July 16, 2008
The purpose of this letter is to provide the Securities and Exchange Commission with comments on the above referenced proposed rule change which was filed by the Financial Industry Regulatory Authority, Inc. (FINRA) on June 19, 2008.
I am an attorney whose practice is exclusively devoted to the representation of public investors in their disputes with the securities industry. Moreover, I am the immediate-past President and a current member of the Board of Directors of the Public Investors Arbitration Bar Association (PIABA).
Subject to consideration of the comments set forth below, it is my personal opinion that the proposed rule change, which would amend the Uniform Submission Agreement that all parties are purportedly required to sign in connection with the arbitration of a securities dispute, should be approved by the Commission.

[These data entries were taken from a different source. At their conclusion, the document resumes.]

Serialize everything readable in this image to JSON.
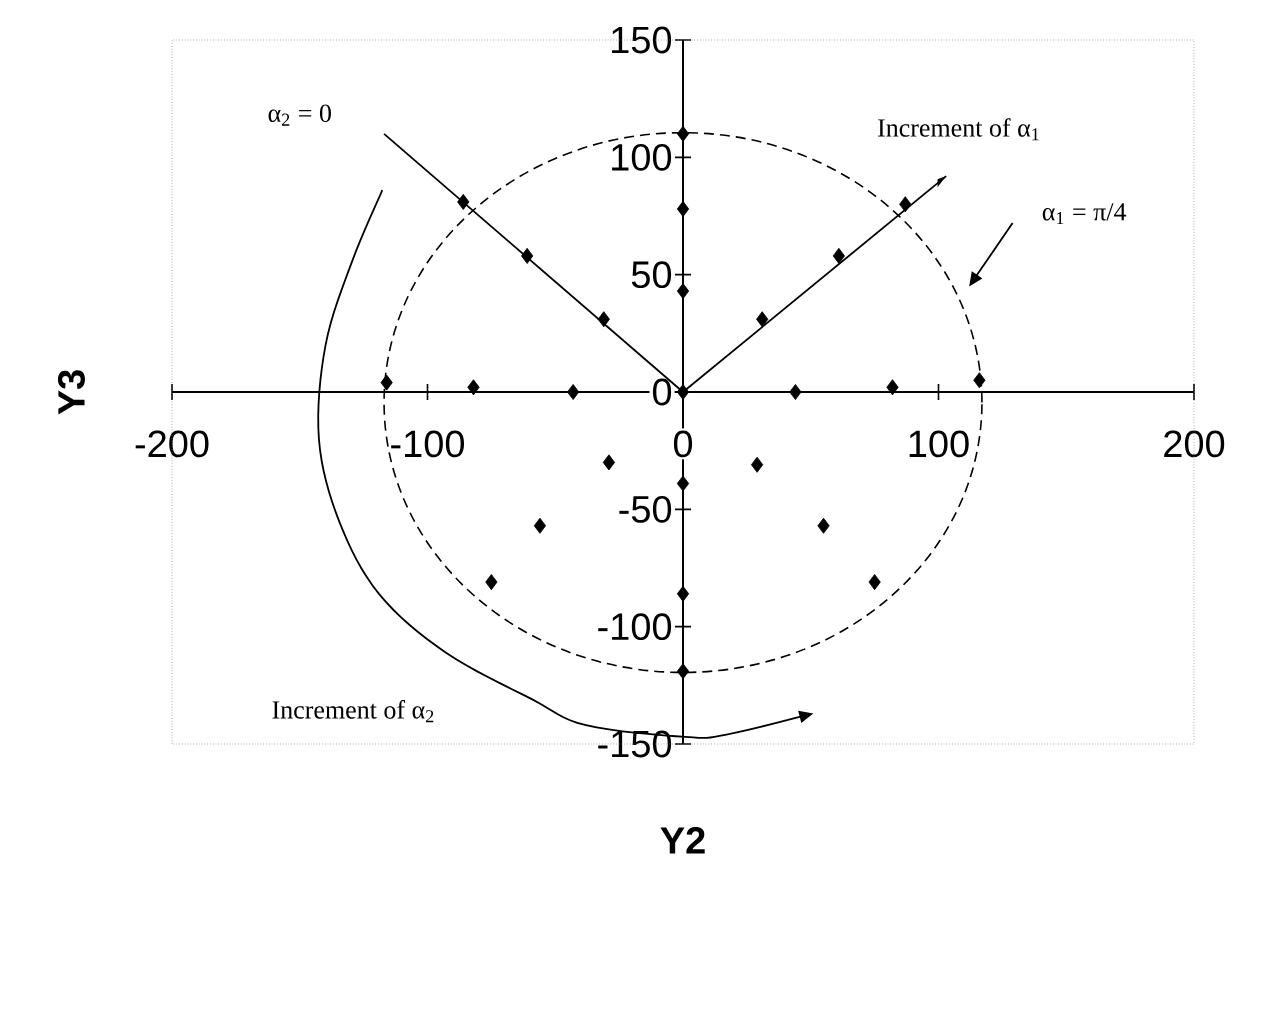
{
  "chart_data": {
    "type": "scatter",
    "xlabel": "Y2",
    "ylabel": "Y3",
    "xlim": [
      -200,
      200
    ],
    "ylim": [
      -150,
      150
    ],
    "xticks": [
      -200,
      -100,
      0,
      100,
      200
    ],
    "yticks": [
      -150,
      -100,
      -50,
      0,
      50,
      100,
      150
    ],
    "series": [
      {
        "color": "#000000",
        "marker": "diamond",
        "x": [
          0,
          -86,
          -61,
          -31,
          0,
          0,
          0,
          -116,
          -82,
          -43,
          87,
          61,
          31,
          44,
          82,
          116,
          -29,
          -56,
          -75,
          0,
          0,
          0,
          29,
          55,
          75
        ],
        "values": [
          0,
          81,
          58,
          31,
          110,
          78,
          43,
          4,
          2,
          0,
          80,
          58,
          31,
          0,
          2,
          5,
          -30,
          -57,
          -81,
          -39,
          -86,
          -119,
          -31,
          -57,
          -81
        ]
      },
      {
        "type": "line",
        "color": "#000000",
        "line_style": "solid",
        "x": [
          -117,
          0
        ],
        "values": [
          110,
          0
        ]
      },
      {
        "type": "line",
        "color": "#000000",
        "line_style": "solid",
        "x": [
          0,
          103
        ],
        "values": [
          0,
          92
        ]
      }
    ],
    "annotations": [
      "α$_{2}$ = 0",
      "Increment of α$_{1}$",
      "α$_{1}$ = π/4",
      "Increment of α$_{2}$"
    ]
  }
}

As noted by FINRA in its rule filing, the Uniform Submission Agreement is a contractual agreement that both claimants and respondents must sign prior to entering into arbitration. It is through the execution of the Uniform Submission Agreement that the parties agree to submit to the arbitration process and to be bound by the determination that may be rendered thereafter by the arbitrator(s).
With respect to the obligations of a claimant in an arbitration proceeding, Rule 12302(a) of the Customer Code and Rule 13302(a) of the Industry Code both mandate that a claimant must file a signed and dated Uniform Submission Agreement and a Statement of Claim in order to initiate an arbitration proceeding.

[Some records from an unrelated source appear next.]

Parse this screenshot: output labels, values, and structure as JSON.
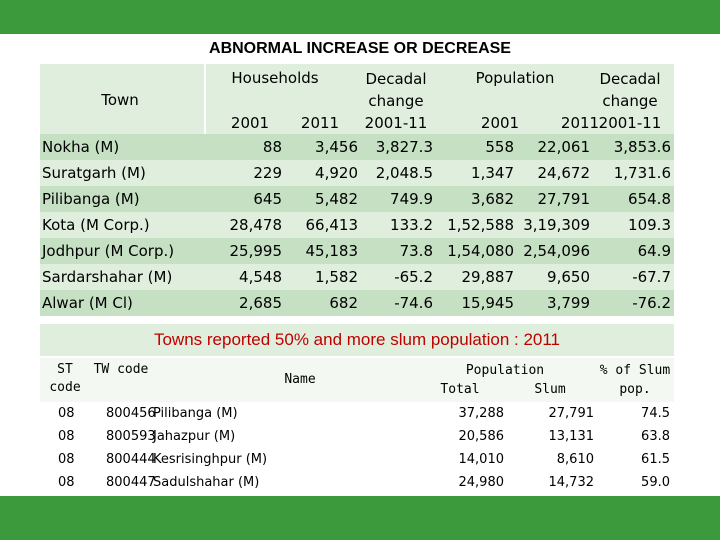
{
  "title": "ABNORMAL INCREASE OR DECREASE",
  "table1": {
    "headers": {
      "town": "Town",
      "households": "Households",
      "hh_2001": "2001",
      "hh_2011": "2011",
      "hh_decadal_1": "Decadal",
      "hh_decadal_2": "change",
      "hh_decadal_3": "2001-11",
      "population": "Population",
      "pop_2001": "2001",
      "pop_2011": "2011",
      "pop_decadal_1": "Decadal",
      "pop_decadal_2": "change",
      "pop_decadal_3": "2001-11"
    },
    "rows": [
      {
        "town": "Nokha (M)",
        "hh2001": "88",
        "hh2011": "3,456",
        "hhchg": "3,827.3",
        "pop2001": "558",
        "pop2011": "22,061",
        "popchg": "3,853.6"
      },
      {
        "town": "Suratgarh (M)",
        "hh2001": "229",
        "hh2011": "4,920",
        "hhchg": "2,048.5",
        "pop2001": "1,347",
        "pop2011": "24,672",
        "popchg": "1,731.6"
      },
      {
        "town": "Pilibanga (M)",
        "hh2001": "645",
        "hh2011": "5,482",
        "hhchg": "749.9",
        "pop2001": "3,682",
        "pop2011": "27,791",
        "popchg": "654.8"
      },
      {
        "town": "Kota (M Corp.)",
        "hh2001": "28,478",
        "hh2011": "66,413",
        "hhchg": "133.2",
        "pop2001": "1,52,588",
        "pop2011": "3,19,309",
        "popchg": "109.3"
      },
      {
        "town": "Jodhpur (M Corp.)",
        "hh2001": "25,995",
        "hh2011": "45,183",
        "hhchg": "73.8",
        "pop2001": "1,54,080",
        "pop2011": "2,54,096",
        "popchg": "64.9"
      },
      {
        "town": "Sardarshahar (M)",
        "hh2001": "4,548",
        "hh2011": "1,582",
        "hhchg": "-65.2",
        "pop2001": "29,887",
        "pop2011": "9,650",
        "popchg": "-67.7"
      },
      {
        "town": "Alwar (M Cl)",
        "hh2001": "2,685",
        "hh2011": "682",
        "hhchg": "-74.6",
        "pop2001": "15,945",
        "pop2011": "3,799",
        "popchg": "-76.2"
      }
    ]
  },
  "subtitle": "Towns reported 50% and more slum population : 2011",
  "table2": {
    "headers": {
      "st_1": "ST",
      "st_2": "code",
      "tw": "TW code",
      "name": "Name",
      "population": "Population",
      "total": "Total",
      "slum": "Slum",
      "pct_1": "% of Slum",
      "pct_2": "pop."
    },
    "rows": [
      {
        "st": "08",
        "tw": "800456",
        "name": "Pilibanga (M)",
        "total": "37,288",
        "slum": "27,791",
        "pct": "74.5"
      },
      {
        "st": "08",
        "tw": "800593",
        "name": "Jahazpur (M)",
        "total": "20,586",
        "slum": "13,131",
        "pct": "63.8"
      },
      {
        "st": "08",
        "tw": "800444",
        "name": "Kesrisinghpur (M)",
        "total": "14,010",
        "slum": "8,610",
        "pct": "61.5"
      },
      {
        "st": "08",
        "tw": "800447",
        "name": "Sadulshahar (M)",
        "total": "24,980",
        "slum": "14,732",
        "pct": "59.0"
      }
    ]
  },
  "colors": {
    "band": "#3c9a3c",
    "header_fill": "#dfeedd",
    "row_dark": "#c6e0c4",
    "subtitle_text": "#c00000"
  }
}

Similarly, with respect to the obligations of a respondent in an arbitration proceeding, Rule 12303(a) of the Customer Code and Rule 13303(a) of the Industry Code both mandate that a respondent must sign and file a Uniform Submission Agreement and a Statement of Answer within 45 days of receipt of the Statement of Claim.

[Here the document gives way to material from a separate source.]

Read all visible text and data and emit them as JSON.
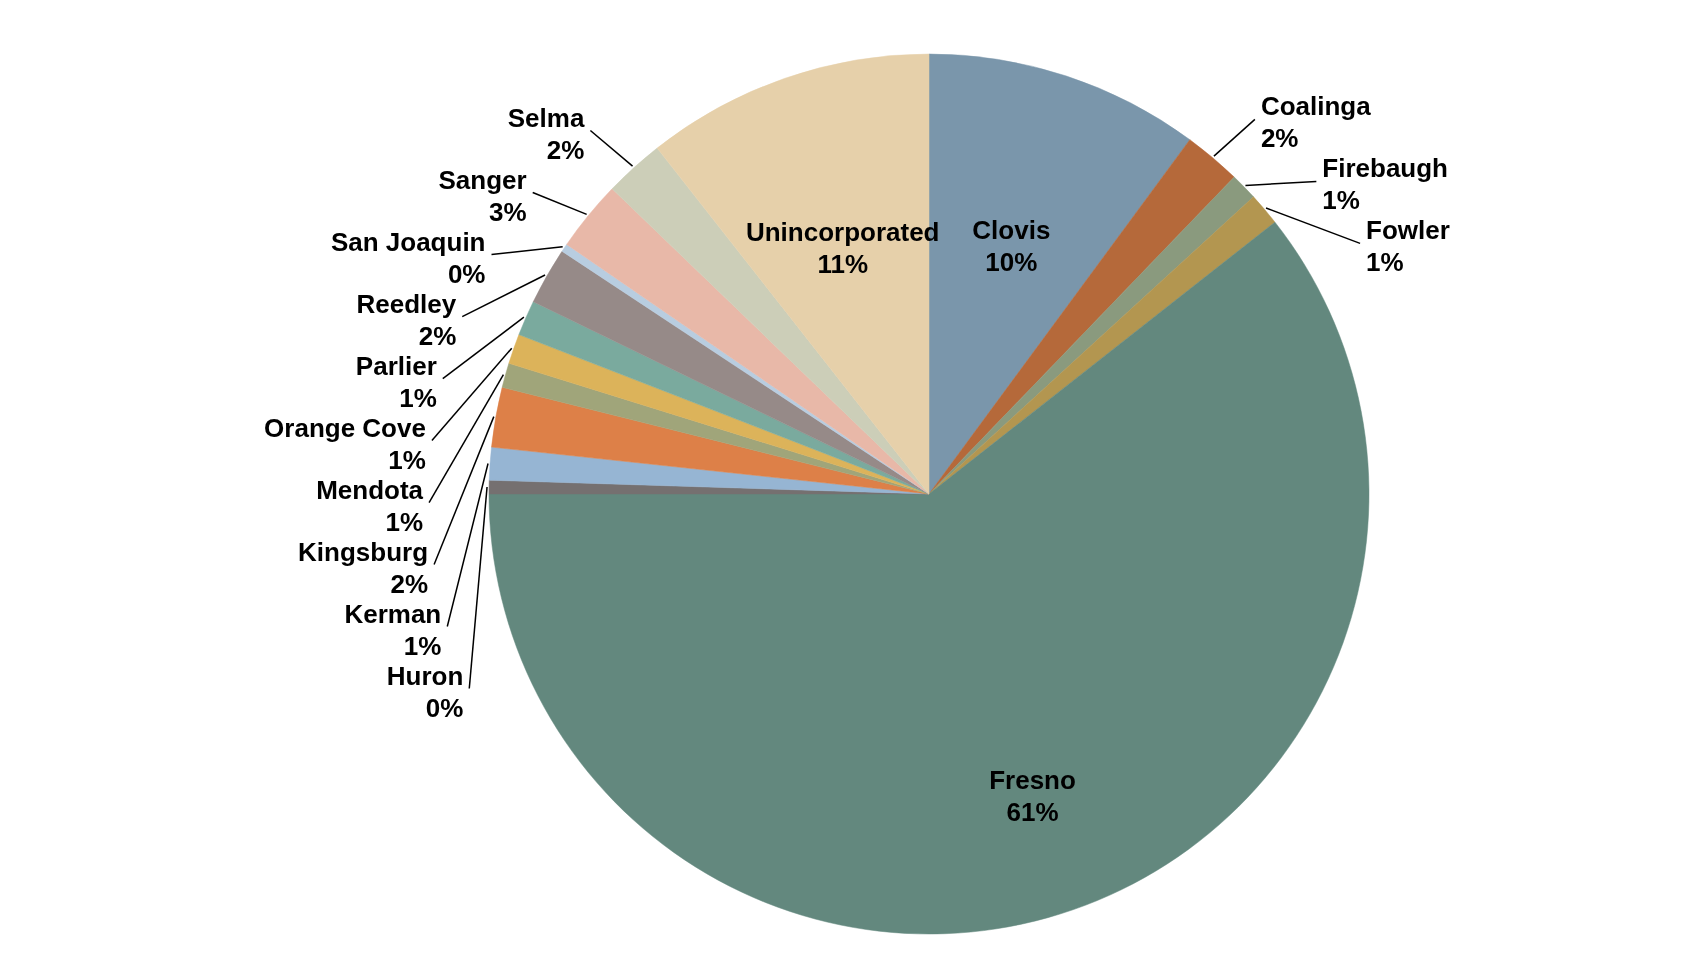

Unfortunately, notwithstanding the preceding procedural predicates, a drastic disparity has been permitted to exist with respect to the obligations of a claimant and a respondent to sign and file their respective Uniform Submission Agreements.
In fact, although FINRA will not even begin to process an arbitration claim without a Uniform Submission Agreement that has been signed by a Claimant, far too many respondents continue to submit Statements of Answer, participate in the selection of arbitrators, and otherwise partake in arbitration proceedings even though they have failed and/or refused to sign and submit the required Uniform Submission Agreement.
For example, a cursory review of arbitration awards issued within the past thirty (30) days or so, indicates that one (1) or more respondents failed and/or refused to ever sign or submit their required Uniform Submission Agreements in numerous proceedings. See, e.g., Award Nos. 06-02116, 06-05045, 07-01052, 07-01346, 07-01377, 07-01850, 07-02000 and 07-02933
Moreover, if the period of award review were to be extended even further, there are literally hundreds upon hundreds of additional arbitration awards which indicate that one (1) or more respondents failed and/or refused to ever sign or submit their required Uniform Submission Agreements.
Unless and until respondents are barred from all participation in an arbitration proceeding (non-recognition of their Statement of Answer, inability to participate in the selection of arbitrators, etc.) if they fail and/or refuse to sign and submit their mandatory Uniform Submission Agreements, the disparate treatment of claimants and respondents will unnecessarily continue to exist.
Thank you for providing me with the opportunity to submit my comments on this proposed rule.